When considering the various components of a free market: scarcity, choice, and opportunity cost, I am struck by realities that run concurrent with one another. Scarcity has historically been understood both within the scope of economic models, anecdotal data, and the gut level experiences inherently known by every adult and businessperson. As a standard economics text points out, resources function as “instruments provided by nature or by people that are used to create goods and services” that are inherently limited. This means the law of opportunity cost often discussed in finance is constantly at work – whether at the level of an individual, a firm, a government or an entire market or economy. It is the constant decision of the “next best alternative” versus the one in front of us that occupies much of our time, mental energy and business planning. I have been a part of several firms over the years where various request for proposals for municipal contracts are on the table, and each of which will take tremendous research and labor output to consider and bid. In the end, we boil all this down to one simple question, “do the numbers make sense?” This is not a question of whether we can get the contract necessarily, or even if we might turn an honest penny having done so. The question is, for stakeholders and executive leaders of the firm or the organization, does the profit (or benefit in the case of governmental/non-for-profit enterprise) of that new business unit outstrip the output of energy required to run it? Or will it turn out to be a mental vacuum that could lead to damage of much more valuable business entities? I would say this scenario falls within the traditional understanding of opportunity cost for many common endeavors.

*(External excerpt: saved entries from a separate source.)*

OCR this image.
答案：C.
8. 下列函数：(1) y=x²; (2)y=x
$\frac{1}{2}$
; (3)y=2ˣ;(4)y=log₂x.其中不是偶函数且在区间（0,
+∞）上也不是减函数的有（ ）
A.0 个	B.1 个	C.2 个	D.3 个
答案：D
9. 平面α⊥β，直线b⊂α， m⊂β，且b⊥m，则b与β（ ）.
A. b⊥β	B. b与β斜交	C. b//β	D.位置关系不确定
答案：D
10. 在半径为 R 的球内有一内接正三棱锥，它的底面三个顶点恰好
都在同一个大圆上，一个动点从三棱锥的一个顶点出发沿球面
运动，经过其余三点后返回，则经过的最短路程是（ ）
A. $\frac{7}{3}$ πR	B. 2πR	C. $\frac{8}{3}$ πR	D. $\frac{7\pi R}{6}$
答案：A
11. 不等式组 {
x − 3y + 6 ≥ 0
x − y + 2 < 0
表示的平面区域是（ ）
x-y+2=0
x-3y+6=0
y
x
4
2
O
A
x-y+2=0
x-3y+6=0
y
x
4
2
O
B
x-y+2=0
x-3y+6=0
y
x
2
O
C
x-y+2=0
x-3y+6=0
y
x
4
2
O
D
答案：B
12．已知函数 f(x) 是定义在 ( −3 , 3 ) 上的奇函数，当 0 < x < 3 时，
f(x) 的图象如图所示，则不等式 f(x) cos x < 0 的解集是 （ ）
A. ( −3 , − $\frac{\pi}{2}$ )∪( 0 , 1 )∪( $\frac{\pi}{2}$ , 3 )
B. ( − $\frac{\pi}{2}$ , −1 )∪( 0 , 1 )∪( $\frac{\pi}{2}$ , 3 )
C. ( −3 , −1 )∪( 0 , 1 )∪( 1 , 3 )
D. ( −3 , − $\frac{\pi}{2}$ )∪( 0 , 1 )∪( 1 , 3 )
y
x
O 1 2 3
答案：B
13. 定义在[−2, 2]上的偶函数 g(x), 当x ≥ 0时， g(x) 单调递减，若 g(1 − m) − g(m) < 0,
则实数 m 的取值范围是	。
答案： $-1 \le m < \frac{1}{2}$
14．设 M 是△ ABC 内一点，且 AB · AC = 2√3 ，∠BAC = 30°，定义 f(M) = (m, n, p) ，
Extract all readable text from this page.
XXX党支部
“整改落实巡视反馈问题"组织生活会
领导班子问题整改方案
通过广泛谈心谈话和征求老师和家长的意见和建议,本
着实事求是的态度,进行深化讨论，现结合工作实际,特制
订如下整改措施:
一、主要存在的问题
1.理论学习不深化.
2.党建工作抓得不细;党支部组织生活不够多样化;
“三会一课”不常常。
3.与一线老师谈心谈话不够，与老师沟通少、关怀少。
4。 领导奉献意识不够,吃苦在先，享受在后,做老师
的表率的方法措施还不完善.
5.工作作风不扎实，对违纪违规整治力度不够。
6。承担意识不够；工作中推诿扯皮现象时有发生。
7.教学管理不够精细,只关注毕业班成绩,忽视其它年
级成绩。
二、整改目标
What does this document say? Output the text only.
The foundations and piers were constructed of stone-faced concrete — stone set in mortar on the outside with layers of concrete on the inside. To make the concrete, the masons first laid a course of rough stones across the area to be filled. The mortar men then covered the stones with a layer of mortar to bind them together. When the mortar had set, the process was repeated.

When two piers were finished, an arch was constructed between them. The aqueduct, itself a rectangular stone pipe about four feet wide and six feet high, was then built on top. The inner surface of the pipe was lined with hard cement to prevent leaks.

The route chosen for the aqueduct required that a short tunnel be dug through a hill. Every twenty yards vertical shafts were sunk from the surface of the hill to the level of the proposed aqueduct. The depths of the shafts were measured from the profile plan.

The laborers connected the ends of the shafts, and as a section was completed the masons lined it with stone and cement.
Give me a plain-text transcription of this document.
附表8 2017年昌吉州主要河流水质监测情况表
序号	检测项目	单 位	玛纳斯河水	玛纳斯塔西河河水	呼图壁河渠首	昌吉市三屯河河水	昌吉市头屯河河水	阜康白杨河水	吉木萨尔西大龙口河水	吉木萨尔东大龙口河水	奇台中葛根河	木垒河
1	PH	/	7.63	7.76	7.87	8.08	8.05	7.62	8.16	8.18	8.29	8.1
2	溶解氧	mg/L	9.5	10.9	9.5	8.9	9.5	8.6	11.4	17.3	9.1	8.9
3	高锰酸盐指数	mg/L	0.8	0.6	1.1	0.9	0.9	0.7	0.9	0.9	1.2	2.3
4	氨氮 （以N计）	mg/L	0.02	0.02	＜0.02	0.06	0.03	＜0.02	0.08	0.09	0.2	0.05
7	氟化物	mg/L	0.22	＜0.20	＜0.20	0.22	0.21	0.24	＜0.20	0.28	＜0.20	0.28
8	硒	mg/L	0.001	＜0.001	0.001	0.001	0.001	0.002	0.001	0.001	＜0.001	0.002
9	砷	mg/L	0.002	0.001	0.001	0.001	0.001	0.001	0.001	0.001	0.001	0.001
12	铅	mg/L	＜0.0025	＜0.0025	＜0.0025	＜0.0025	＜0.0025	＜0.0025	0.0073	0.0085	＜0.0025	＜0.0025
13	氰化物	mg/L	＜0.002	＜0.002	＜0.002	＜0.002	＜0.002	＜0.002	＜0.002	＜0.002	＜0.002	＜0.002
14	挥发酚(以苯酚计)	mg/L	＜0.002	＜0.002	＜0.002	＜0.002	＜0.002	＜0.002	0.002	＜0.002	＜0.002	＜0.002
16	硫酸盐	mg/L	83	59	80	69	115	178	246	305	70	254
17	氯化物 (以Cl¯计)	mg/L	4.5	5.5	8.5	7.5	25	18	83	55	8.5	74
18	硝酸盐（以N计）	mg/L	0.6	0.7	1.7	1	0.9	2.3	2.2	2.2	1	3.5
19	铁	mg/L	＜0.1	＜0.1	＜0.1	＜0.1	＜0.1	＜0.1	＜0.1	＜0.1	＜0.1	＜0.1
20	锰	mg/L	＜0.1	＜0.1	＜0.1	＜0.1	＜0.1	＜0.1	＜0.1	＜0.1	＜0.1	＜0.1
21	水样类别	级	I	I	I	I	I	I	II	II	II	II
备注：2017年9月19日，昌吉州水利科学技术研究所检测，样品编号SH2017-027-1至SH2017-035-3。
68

Another consideration is where we find ourselves in our present state of the economy, employment and outlook for the future. In spite of the economy being years officially out of recession, there are still significant systemic problems still very closely related to unemployment. This throws a wrench in the model of scarcity, cost and efficiency. The prolonged nature of current unemployed ranks is still driving what feels like a consumer led recession. This continues to be part of the wreckage of what happened in our country in the last 10 years, particularly as our economy has been fueled by debt, only to be followed by policies that closely resemble those that enabled the dysfunction to begin with. Several years ago I came across this in my economics text, (though on a slightly different point) “sometimes the market does not function well and hence assigns prices that do not accurately reflect opportunity costs.” Would you say current asset inflation reflects this? Years ago when I read the above quote I could not think of anything other than real estate, the cheap cost of funds, and the all too available credit to everyone. But those days are long behind us. The asset inflation is for different yet very similar reasons, ultimately because of increased liquidity. Our markets are (and I guess always have been [based on my historical reading]) addicted to asset bubbles.
Baumol, W. & Blinder, A. (2010). Economics: Principles & Policy (11th ed.). Mason, OH: South-Western Cengage Learning.